We all know that in layman’s terms the rate of inflation measures the general level of price increases over a given period of time. But the above quoted figure is more precisely known as the Consumer Price Index (CPI).
Unfortunately I have not been afforded the luxury of word-count to explain the long list of different inflation measures, of which I can think of at least nine. What I will try to do is briefly explain the main differences between the most quoted measures; the Retail Price Index (RPI) and the previously mentioned CPI.
The basic methodological approach for both the CPI and the RPI is the same, in that they both track roughly 180,000 individual prices for over 650 goods and services.
One of the differences though is in the constituents where the RPI includes housing costs, such as mortgage interest payments and council tax.

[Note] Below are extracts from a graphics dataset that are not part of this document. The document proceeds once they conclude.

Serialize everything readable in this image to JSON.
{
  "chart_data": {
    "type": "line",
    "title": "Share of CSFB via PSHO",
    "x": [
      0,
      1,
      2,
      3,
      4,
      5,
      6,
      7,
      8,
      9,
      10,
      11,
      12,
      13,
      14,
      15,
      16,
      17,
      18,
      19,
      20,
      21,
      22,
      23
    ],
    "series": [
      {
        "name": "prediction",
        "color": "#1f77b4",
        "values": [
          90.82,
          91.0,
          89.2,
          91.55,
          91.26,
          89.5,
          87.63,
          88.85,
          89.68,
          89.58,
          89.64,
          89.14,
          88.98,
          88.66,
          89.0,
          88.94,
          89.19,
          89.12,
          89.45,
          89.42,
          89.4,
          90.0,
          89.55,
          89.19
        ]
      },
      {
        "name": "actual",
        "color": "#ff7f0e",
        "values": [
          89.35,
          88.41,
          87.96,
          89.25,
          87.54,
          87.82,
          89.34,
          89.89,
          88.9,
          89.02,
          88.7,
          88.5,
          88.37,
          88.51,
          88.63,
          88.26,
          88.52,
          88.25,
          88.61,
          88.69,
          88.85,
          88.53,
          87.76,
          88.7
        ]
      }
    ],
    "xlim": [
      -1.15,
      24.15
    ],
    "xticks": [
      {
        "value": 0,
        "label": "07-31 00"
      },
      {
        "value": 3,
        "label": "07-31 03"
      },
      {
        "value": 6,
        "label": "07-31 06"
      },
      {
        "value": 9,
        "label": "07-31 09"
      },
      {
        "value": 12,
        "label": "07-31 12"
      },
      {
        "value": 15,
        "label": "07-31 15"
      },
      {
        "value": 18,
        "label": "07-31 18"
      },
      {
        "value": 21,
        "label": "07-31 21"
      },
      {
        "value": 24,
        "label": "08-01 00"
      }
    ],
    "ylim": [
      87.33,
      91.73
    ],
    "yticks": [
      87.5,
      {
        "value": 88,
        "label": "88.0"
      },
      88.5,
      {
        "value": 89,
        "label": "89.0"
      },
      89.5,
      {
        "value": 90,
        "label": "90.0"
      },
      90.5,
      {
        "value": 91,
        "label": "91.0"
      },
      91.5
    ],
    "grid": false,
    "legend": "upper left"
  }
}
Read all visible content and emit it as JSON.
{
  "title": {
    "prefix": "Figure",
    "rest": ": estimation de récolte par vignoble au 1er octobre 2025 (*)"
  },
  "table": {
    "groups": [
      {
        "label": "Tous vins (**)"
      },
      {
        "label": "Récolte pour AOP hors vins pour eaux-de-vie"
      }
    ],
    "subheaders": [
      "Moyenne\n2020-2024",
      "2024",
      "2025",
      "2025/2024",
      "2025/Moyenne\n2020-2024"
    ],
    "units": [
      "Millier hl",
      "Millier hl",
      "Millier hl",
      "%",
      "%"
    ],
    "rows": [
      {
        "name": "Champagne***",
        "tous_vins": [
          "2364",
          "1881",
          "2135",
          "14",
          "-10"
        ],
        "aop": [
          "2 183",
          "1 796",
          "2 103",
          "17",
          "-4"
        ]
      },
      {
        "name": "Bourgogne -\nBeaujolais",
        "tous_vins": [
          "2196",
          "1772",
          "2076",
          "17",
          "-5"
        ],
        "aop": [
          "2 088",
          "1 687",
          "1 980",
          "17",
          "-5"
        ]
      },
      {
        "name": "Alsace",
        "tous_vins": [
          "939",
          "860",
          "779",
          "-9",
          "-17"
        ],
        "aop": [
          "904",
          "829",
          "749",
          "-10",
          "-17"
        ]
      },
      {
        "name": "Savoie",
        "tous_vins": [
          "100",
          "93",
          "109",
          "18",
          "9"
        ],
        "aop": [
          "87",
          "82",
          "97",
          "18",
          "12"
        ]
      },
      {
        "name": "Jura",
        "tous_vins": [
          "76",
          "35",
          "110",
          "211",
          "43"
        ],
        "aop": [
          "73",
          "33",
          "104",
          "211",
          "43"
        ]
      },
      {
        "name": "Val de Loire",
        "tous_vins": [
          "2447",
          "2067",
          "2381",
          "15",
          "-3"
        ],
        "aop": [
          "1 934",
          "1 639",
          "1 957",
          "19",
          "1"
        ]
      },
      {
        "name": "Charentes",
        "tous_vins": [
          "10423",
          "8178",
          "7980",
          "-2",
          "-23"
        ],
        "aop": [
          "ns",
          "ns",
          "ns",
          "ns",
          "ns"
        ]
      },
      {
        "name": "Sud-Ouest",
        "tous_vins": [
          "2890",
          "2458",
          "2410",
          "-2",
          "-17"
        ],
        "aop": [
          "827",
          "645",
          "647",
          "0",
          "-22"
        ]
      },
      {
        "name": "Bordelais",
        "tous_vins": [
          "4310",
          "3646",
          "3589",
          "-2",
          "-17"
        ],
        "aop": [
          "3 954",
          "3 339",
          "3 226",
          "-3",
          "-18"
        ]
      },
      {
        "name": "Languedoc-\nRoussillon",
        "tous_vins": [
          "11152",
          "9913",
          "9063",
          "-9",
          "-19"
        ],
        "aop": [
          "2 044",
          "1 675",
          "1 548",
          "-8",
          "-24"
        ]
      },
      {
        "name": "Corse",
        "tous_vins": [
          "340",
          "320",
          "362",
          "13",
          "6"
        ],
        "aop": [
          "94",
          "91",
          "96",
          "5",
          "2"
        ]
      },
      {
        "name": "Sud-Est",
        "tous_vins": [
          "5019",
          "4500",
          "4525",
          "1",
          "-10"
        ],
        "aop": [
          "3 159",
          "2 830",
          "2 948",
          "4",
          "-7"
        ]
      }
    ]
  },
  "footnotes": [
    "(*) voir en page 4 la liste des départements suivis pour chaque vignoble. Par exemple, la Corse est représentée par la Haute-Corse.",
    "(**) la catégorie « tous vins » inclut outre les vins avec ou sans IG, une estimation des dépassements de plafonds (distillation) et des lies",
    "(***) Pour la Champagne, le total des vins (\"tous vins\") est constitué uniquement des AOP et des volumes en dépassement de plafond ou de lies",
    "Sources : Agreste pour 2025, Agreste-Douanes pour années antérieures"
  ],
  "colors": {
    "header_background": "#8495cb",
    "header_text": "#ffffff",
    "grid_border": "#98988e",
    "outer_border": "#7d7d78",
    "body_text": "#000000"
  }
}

Aside from 2008 and the obvious drop in mortgage rates, why do we see RPI constantly print above CPI then?
This is the result of the other, more important difference, which is in the calculation where the RPI measures the arithmetic mean (add up the total prices and divide by the number of goods). Whilst the CPI uses the geometric mean (multiply prices of individual goods and take the nth root), which mathematically will produce an average less than or equal to the arithmetic mean. This calculation differential is also known as the formula effect and accounts for around a 0.9% difference between the RPI and the CPI.
So if your children start asking that, given the recent drop in sterling, their pocket money becomes inflation-linked, remember to include in the small print that you intend on using a geometric mean of prices.